We emphasise that we have provided in this section the first analysis for both the flat and the curved phase profiles of a very fine statistical quantity: We have here probed reduced correlations, which are the sub-leading behaviour emerging once the dominant scaling one (studied in the scaling part) has been subtracted. In this respect, the agreement found with the theoretical results for the Airy processes is remarkable. All the results presented here very deeply root in the relevance of KPZ dynamics for the EP system.

Summary and outlook

In this work, we have shown that by engineering the confinement potential of 1D exciton polaritons one can tune the geometry of the phase of the condensate and thus access both the flat and curved KPZ universality sub-classes. In particular, we have found excellent agreement with the theoretical exact results, not only for the scaling properties, but also at the level of one-point statistics (probability distributions), as well as two-point statistics of rescaled fluctuations, though locally for the curved case since the condensate phase is only curved on a limited range by the confinement potential. Our results show the remarkable emergence of KPZ universal properties from the microscopic Gross-Pitaevskii equation for exciton polaritons at all levels explored so far: not only in the scaling function, but also in the probability distributions and even in the sub-leading behaviour for the two-point correlations, and all this for both the universality sub-classes. We believe that our findings pave the way for stimulating new protocols for investigating KPZ universality in experiments, since the KPZ sub-classes can be accessed through simple engineering of the EP system. In particular, harmonic confinement can be implemented by a suitable engineering of the pumping mechanism [52].

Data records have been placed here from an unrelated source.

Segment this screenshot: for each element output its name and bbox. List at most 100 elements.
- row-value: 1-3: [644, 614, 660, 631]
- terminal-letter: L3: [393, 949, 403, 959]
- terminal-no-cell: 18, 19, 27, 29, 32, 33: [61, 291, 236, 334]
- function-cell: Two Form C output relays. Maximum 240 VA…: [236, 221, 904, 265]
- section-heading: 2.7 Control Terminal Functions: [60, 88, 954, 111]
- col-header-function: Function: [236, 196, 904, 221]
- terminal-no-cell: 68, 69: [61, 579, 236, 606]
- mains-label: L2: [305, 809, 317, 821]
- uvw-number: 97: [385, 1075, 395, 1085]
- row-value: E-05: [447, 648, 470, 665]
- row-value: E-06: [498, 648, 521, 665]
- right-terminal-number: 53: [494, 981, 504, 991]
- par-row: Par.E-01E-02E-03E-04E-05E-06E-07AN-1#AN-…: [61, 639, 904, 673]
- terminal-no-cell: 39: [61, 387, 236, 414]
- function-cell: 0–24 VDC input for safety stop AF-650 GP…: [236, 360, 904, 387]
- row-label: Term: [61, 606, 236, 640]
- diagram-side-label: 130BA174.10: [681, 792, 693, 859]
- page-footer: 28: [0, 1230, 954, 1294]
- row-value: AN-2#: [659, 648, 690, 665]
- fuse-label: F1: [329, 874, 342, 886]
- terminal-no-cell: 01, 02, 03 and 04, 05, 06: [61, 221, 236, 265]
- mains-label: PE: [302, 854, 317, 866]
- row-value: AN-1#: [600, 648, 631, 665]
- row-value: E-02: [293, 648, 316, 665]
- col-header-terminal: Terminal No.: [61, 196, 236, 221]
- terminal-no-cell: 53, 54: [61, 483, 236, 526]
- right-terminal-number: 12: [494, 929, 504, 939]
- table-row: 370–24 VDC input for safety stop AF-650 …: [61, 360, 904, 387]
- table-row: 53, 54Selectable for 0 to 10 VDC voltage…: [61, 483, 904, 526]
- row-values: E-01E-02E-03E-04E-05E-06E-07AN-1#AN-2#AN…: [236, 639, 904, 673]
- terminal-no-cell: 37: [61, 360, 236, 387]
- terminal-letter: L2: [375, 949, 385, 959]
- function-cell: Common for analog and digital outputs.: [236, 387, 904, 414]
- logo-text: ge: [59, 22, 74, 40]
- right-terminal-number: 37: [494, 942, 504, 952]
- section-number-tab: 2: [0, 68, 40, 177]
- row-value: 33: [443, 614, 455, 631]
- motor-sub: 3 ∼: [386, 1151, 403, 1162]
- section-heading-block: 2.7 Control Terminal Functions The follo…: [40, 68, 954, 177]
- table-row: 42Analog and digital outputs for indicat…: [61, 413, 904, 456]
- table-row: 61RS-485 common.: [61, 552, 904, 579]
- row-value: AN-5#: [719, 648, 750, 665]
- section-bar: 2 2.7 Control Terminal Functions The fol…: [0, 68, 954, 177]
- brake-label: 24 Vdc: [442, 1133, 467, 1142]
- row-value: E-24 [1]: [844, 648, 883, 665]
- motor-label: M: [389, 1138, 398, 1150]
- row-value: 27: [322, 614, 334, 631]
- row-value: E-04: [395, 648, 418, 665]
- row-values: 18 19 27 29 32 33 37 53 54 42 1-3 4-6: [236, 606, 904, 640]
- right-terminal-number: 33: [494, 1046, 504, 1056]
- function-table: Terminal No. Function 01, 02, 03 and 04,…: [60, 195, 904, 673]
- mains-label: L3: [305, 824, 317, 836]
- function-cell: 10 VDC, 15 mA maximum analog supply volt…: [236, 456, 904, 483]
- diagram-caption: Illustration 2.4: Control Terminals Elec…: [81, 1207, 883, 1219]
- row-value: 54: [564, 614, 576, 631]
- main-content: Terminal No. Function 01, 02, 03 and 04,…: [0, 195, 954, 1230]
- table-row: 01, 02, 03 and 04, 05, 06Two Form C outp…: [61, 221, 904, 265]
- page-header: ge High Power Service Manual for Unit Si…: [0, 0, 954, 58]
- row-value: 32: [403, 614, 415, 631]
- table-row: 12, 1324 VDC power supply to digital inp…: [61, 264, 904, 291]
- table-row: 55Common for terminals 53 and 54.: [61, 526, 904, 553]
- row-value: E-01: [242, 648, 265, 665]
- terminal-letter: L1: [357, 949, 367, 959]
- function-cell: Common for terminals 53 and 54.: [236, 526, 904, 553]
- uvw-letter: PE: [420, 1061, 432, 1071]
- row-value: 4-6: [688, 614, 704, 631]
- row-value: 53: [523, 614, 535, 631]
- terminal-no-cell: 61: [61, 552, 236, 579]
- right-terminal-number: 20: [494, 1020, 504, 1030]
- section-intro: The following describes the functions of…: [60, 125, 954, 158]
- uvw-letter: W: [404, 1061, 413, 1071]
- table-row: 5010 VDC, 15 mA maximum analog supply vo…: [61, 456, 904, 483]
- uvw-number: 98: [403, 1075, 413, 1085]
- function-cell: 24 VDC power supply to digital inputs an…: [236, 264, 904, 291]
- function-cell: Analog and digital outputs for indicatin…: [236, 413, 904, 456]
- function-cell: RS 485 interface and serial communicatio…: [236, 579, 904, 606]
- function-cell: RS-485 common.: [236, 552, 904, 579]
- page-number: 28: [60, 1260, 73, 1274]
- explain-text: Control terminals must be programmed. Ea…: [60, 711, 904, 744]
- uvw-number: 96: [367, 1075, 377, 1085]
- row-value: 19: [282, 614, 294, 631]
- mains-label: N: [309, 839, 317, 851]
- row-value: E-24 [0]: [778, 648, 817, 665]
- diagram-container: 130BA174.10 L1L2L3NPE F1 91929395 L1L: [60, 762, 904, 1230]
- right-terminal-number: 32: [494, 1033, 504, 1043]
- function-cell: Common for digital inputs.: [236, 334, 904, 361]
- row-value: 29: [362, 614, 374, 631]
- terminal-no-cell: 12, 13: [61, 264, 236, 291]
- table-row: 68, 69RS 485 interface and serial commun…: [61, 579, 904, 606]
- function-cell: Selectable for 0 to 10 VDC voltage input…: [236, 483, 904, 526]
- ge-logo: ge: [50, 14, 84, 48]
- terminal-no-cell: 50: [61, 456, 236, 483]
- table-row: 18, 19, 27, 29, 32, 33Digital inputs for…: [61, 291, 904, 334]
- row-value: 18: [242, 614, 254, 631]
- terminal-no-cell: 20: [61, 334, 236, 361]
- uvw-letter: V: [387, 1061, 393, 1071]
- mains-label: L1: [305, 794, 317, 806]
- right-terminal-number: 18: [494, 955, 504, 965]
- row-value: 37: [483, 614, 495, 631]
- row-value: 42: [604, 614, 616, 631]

Whereas probing the scaling properties is readily accessible from the measurement of the first-order correlation function, the experimental determination of the probability distributions may be more challenging as it involves the measurement of the time and space resolved phase of the condensate. This requires the development of specific interferometric techniques capable of resolving very small times. On the other hand, higher-order correlations have been measured, e.g., in [53,54] for the case of ultracold atoms. Similar techniques could be implemented in the EP system and lead to the possibility of accessing universal ratios of cumulants, thus enabling the demonstration of the typical non-Gaussian shape of the TW-GOE and TW-GUE probability distributions and the characterization of universality sub-classes. Last but not least, the investigation of KPZ universality in 2D is an exciting perspective both from the theoretical viewpoint, where few indications of KPZ scaling in EP systems have been reported [10,14], and from the experimental viewpoint, where a high-precision platform for exploring KPZ in 2D is still missing.

Acknowledgments

We acknowledge stimulating discussions with Alberto Amo, Jacqueline Bloch, and Maxime Richard. We wish to thank Prof. F. Bornemann for kindly providing us with the theoretical data for the correlation of the Airy processes used in fig. 4. KD acknowledges the European Union Horizon 2020 research and innovation programme under the Marie Skłodowska-Curie grant agreement No. 754303. LC acknowledges support from the French ANR through the project NeqFluids (grant ANR-18-CE92-0019) and support from Institut Universitaire de France (IUF).